Petar Đurin

Personal information
- Date of birth: 4 March 2001 (age 25)
- Place of birth: Zagreb, Croatia
- Position: Goalkeeper

Team information
- Current team: Ypsonas Krasava

Youth career
- Lokomotiva
- 0000–2018: Atalanta

Senior career*
- Years: Team / Apps / (Gls)
- 2018–2020: Portsmouth / 0 / (0)
- 2019: → Bognor Regis Town (loan)
- 0000–2021: Mladost Petrinja
- 2021–2022: Apollon Limassol / 1 / (0)
- 2022–: Ypsonas Krasava / 10 / (0)

= Petar Đurin =

Croatian footballer

Petar Đurin (born 4 March 2001) is a Croatian footballer who plays as a goalkeeper for Ypsonas Krasava.

==Career==
In 2018, Đurin signed for English third division side Portsmouth from the youth academy of Atalanta in the Italian Serie A, where he said, "in Croatia, a lot is being done on explosiveness and strength. Shots are quite important, and lately it is sought after and played with the foot.
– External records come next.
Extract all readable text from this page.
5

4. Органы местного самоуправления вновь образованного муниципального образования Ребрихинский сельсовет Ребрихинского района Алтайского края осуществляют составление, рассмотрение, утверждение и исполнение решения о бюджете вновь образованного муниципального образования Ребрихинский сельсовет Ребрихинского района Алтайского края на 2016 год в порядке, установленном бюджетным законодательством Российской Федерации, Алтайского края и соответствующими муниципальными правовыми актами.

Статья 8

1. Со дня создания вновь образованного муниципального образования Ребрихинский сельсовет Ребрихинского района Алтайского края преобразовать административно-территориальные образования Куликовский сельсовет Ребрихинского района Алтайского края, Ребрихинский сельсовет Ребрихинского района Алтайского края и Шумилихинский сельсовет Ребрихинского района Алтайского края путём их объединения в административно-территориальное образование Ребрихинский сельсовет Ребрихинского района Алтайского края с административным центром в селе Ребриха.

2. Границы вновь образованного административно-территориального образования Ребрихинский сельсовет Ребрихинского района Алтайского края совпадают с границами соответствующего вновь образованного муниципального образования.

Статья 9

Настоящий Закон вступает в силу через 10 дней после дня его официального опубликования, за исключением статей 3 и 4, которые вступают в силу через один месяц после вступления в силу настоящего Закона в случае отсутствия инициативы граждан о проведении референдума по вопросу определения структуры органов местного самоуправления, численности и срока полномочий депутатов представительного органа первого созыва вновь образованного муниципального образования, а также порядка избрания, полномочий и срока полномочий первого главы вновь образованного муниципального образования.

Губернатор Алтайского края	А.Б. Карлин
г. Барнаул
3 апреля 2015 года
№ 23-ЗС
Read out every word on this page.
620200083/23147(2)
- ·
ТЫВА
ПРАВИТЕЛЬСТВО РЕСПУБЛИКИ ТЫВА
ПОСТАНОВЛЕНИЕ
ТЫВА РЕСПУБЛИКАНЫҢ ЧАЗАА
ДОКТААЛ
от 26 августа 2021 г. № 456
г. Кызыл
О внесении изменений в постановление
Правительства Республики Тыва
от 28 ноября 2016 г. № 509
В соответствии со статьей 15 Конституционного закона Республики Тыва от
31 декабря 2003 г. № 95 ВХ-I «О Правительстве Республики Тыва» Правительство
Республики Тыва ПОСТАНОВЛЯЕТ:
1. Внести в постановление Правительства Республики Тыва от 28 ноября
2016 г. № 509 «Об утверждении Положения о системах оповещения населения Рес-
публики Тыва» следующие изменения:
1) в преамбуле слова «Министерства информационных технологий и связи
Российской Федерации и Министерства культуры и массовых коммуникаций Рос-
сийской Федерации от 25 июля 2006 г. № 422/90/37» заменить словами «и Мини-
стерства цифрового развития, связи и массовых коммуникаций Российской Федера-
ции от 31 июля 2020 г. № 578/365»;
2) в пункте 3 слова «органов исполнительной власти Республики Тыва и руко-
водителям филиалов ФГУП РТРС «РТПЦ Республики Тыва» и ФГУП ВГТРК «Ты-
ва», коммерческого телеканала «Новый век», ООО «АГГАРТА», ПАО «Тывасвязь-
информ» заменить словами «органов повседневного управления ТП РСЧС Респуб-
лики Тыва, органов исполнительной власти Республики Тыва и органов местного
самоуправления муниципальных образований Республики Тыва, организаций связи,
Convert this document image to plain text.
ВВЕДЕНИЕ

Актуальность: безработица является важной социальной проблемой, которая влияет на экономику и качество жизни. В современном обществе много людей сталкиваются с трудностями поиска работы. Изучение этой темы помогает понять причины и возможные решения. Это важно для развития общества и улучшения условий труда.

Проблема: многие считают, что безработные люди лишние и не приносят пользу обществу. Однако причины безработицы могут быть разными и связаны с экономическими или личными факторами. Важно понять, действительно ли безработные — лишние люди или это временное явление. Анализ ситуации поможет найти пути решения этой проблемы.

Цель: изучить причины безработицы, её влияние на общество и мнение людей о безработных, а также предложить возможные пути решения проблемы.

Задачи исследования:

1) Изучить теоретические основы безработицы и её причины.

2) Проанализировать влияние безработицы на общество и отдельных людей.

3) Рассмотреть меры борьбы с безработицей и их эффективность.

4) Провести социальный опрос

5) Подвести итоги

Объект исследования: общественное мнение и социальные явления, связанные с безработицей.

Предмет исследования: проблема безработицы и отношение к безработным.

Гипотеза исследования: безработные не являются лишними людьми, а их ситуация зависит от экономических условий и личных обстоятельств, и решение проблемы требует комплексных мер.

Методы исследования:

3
In Italy a lot of attention is paid to technique and setup, and in England work is done on center shots that are sharper than anywhere I’ve been."

In 2019, he was sent on loan to English seventh division club Bognor Regis Town. In 2021, Đurin signed for Apollon Limassol in the Cypriot top flight from Croatian third division team Mladost Petrinja. On 23 August 2021, he debuted for Apollon Limassol in a 4–2 win over Ethnikos Achna.